Ob er es ohne diesen Polizisten aus der Obdachlosigkeit geschafft hätte? Er sagt: "Auf keinen Fall."
Seine Tour bietet Bichler zehnmal im Monat an. Sie läuft über den Verein "Querstadtein", der das Ziel hat, Berliner und Touristen über die Lebensrealität obdachloser Menschen aufzuklären.
Für Bichler sind das jedes Mal "kleine Zeitreisen" in seine Vergangenheit. Er sagt: "Gerade jungen Menschen möchte ich mein Wissen weitergeben, damit sie nichts falsch machen und selbst irgendwann in Schwierigkeiten geraten." Sein Rat: Keine Drogen. Und: keine Scheu davor haben, Hilfe in Anspruch zu nehmen. Vor allem dann, wenn man sie wirklich braucht.
Ihm hätte das viel Leid ersparen können. Als ihm seine Vermieterin aufgrund von Eigenbedarf kündigte und er keine neue Wohnung fand, war er zu stolz, um seine Familie und Freunde um Hilfe zu bitten. "Das war mir zu unangenehm", sagt er. Doch dann landete er auf der Straße. "Das war natürlich viel schlimmer."

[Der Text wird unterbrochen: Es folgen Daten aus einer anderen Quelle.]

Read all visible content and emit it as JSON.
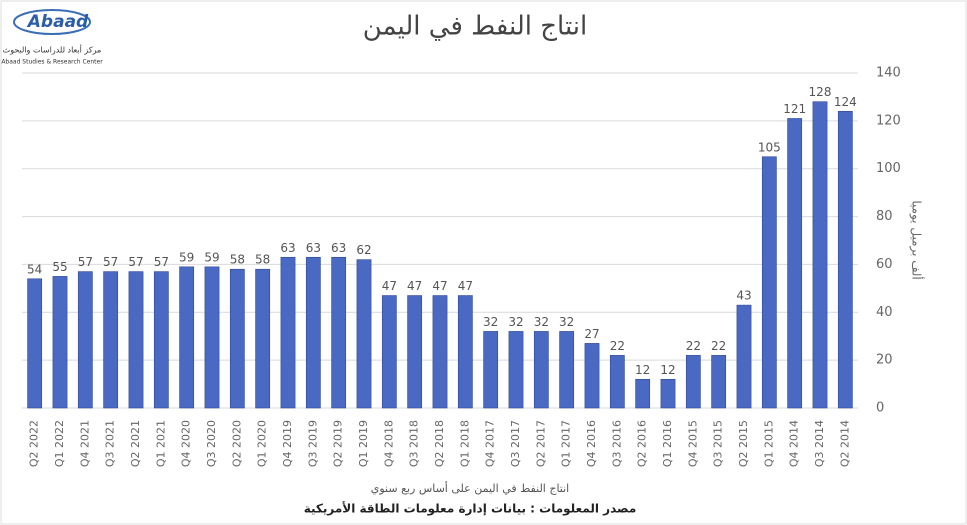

"Über ein Lächeln hätte ich mich besonders gefreut"
Auf seinen Stadtführungen wird er häufig gefragt, wie man auf Obdachlose am besten zugehen und ihnen helfen kann. Das Wichtigste: ihnen auf Augenhöhe begegnen. "Ich hätte mir gewünscht, dass mich wenigstens die Hälfte der Menschen beachtet", sagt er. "Über ein Lächeln hätte ich mich besonders gefreut."
Es würde auch wenig nützen, Obdachlosen "einfach irgendetwas" zu schenken. Viel besser sei es, Obdachlose zu fragen, was sie gebrauchen könnten. Oft seien das günstige Dinge wie eine Aluminiumdecke, die nur wenige Euro kostet. Aber im Winter bei Minusgraden Leben retten kann.

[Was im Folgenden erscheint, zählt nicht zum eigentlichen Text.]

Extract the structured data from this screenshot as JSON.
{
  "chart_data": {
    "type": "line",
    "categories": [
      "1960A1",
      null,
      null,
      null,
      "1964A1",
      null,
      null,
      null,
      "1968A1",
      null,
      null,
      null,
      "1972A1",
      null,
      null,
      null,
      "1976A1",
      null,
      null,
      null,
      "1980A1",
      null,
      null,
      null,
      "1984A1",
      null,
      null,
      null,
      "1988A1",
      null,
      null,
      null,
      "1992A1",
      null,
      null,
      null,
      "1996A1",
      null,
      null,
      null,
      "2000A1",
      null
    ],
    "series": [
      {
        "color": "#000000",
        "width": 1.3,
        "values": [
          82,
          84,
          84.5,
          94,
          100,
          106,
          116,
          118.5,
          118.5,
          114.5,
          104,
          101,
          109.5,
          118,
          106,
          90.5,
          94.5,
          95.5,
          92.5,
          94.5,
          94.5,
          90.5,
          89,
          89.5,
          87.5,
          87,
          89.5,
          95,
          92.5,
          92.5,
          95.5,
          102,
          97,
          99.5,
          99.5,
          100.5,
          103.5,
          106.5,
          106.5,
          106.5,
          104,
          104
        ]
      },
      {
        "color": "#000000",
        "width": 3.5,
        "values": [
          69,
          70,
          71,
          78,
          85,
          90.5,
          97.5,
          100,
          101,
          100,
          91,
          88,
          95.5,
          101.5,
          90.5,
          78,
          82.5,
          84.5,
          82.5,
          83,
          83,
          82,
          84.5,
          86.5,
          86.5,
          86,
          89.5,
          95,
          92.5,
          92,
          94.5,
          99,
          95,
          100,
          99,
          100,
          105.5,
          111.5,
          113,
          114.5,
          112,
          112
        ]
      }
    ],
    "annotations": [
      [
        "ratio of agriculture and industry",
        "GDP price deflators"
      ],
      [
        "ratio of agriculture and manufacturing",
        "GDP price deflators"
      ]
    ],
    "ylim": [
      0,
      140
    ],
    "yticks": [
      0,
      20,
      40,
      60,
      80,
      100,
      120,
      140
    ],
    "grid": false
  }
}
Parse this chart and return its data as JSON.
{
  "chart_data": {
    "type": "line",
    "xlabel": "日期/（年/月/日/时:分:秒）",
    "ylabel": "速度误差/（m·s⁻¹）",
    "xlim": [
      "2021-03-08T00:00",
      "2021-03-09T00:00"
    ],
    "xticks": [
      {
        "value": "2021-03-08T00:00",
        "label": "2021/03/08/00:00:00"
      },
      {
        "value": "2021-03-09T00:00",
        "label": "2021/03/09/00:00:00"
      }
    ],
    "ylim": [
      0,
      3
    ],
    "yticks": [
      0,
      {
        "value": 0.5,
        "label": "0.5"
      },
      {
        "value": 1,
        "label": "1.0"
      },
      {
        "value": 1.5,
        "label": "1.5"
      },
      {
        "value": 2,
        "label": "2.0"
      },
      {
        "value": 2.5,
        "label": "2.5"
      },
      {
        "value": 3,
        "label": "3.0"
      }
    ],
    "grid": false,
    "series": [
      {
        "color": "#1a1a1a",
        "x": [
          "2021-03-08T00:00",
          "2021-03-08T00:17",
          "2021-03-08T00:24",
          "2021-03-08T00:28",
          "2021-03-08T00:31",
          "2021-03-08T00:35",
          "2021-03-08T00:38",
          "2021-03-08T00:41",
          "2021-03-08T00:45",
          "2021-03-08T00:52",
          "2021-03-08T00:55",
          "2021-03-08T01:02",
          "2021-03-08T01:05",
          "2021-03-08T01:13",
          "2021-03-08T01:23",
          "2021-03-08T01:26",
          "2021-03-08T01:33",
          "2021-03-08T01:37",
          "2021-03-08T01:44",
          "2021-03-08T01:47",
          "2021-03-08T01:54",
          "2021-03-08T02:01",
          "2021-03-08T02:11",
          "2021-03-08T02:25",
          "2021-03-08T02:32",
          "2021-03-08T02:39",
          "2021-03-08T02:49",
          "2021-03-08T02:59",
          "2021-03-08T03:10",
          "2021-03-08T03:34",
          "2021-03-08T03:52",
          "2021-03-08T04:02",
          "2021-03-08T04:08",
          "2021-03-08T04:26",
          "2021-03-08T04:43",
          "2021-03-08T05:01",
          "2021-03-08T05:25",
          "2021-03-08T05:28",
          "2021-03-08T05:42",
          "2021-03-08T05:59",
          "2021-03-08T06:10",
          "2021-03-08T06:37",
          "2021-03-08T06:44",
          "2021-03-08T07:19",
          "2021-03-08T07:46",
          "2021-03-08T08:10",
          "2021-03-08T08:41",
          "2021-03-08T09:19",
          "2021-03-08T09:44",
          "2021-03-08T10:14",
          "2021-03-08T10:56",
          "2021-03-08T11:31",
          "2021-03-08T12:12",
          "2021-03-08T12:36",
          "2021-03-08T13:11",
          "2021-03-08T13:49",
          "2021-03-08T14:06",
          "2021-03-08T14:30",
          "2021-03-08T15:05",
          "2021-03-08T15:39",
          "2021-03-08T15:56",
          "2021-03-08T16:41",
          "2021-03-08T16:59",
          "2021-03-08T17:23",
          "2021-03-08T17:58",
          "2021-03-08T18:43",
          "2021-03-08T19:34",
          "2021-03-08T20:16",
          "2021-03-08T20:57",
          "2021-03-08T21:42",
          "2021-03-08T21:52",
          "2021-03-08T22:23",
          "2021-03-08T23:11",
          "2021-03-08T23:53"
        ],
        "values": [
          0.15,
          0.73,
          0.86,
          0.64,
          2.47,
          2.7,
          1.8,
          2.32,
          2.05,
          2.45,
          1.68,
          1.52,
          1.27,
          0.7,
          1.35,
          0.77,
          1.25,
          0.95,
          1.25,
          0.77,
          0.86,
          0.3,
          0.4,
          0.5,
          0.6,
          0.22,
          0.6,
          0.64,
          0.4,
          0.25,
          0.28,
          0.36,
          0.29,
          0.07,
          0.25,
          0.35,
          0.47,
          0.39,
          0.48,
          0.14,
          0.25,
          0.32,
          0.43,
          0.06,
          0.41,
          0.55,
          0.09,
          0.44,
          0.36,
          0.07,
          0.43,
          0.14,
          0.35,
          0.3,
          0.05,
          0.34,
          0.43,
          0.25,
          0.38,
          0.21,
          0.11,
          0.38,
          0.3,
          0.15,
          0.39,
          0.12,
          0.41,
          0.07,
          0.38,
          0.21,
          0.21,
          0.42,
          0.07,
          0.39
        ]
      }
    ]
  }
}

Die letzte Station seiner Führung ist der Savigny-Platz. Die Jugendlichen versammeln sich noch einmal um den 55-Jährigen, der seit knapp zehn Jahren wieder in einer Wohnung lebt und neben seinem Job als Stadtführer in einer Unterkunft für Geflüchtete arbeitet.
Was die Jugendlichen wohl mitnehmen von dem zweistündigen Spaziergang? "Ich habe gelernt, wie schwierig es für Obdachlose ist, einen Ort zu finden, an dem sie sich sicher aufhalten und schlafen können, besonders im Winter", sagt eine Teilnehmerin. Gerade die defensive Architektur der Parkbänke habe sie schockiert.
Ein weiterer Teilnehmer sagt noch: "Durch die Tour ist meine Wertschätzung für Obdachlose gestiegen." Jetzt kenne er die "Schattenseiten" des Lebens auf der Straße besser und sei eher dazu bereit, Obdachlosen mit Spenden zu helfen.
Dieter Bichlers Tour hat die Jugendlichen nachdenklich gemacht – auch im Umgang mit Vorurteilen gegenüber Menschen, die auf der Straße leben.
Nach der Tour geht Bichler zu seinem Lieblingscafé: Den "Kuchenladen" in der Kantstraße. Im Schaufenster sind mehrere Sorten Erdbeer-, Nuss- und Schokoladenkuchen liebevoll angerichtet. Aus dem Café strömt ein süßlicher Geruch. "Dort gibt es den besten Kaffee und Kuchen in Charlottenburg", sagt Bichler.
Davon habe er in seiner Zeit als Obdachloser nur träumen können.